Le Conseil Électoral Provisoire (CEP) a annoncé la tenue du premier tour des élections générales le 30 août 2026, suivi d’un second tour prévu pour le 6 décembre 2026. Toutefois, ces échéances restent strictement conditionnées au rétablissement d’un climat sécuritaire acceptable à travers le pays, selon un document explicatif publié par l’institution électorale.
Dans ce document, le CEP dresse un constat alarmant de la situation sécuritaire nationale. De nombreuses communes, notamment dans les départements de l’Ouest, de l’Artibonite, du Centre et du Nord-Ouest, demeurent sous le contrôle ou l’influence de gangs armés. L’absence de l’État y est criante, rendant toute activité institutionnelle extrêmement difficile.
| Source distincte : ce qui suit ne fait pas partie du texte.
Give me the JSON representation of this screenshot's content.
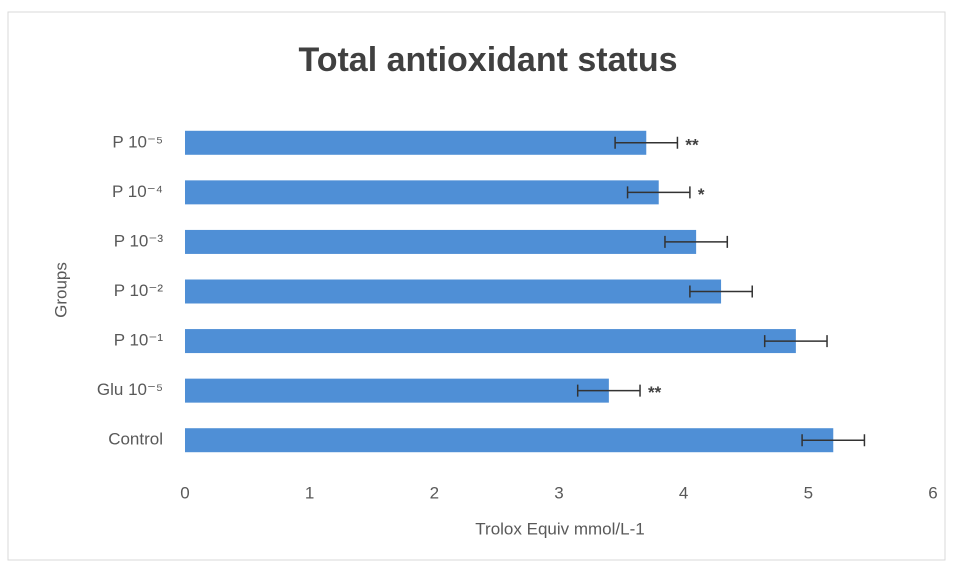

La situation est jugée particulièrement critique dans des zones stratégiques telles que Croix-des-Bouquets, Gressier et Petite-Rivière-de-l’Artibonite, où les autorités peinent à exercer la moindre autorité. Dans ces conditions, l’organisation d’élections crédibles, inclusives et sécurisées apparaît comme un défi majeur.
Face à ce tableau préoccupant, le CEP insiste sur la responsabilité de l’Exécutif, appelé à prendre des mesures urgentes et concrètes pour rétablir la sécurité et permettre le déploiement effectif du processus électoral. Sans un retour minimal à l’ordre public, la tenue des scrutins aux dates annoncées pourrait être sérieusement compromise.
Cette annonce relance ainsi le débat sur la faisabilité réelle du calendrier électoral, dans un contexte où l’insécurité continue de s’aggraver et où la population, déjà éprouvée, demeure sceptique quant à la capacité des autorités à garantir des élections libres et sûres dans les mois à venir.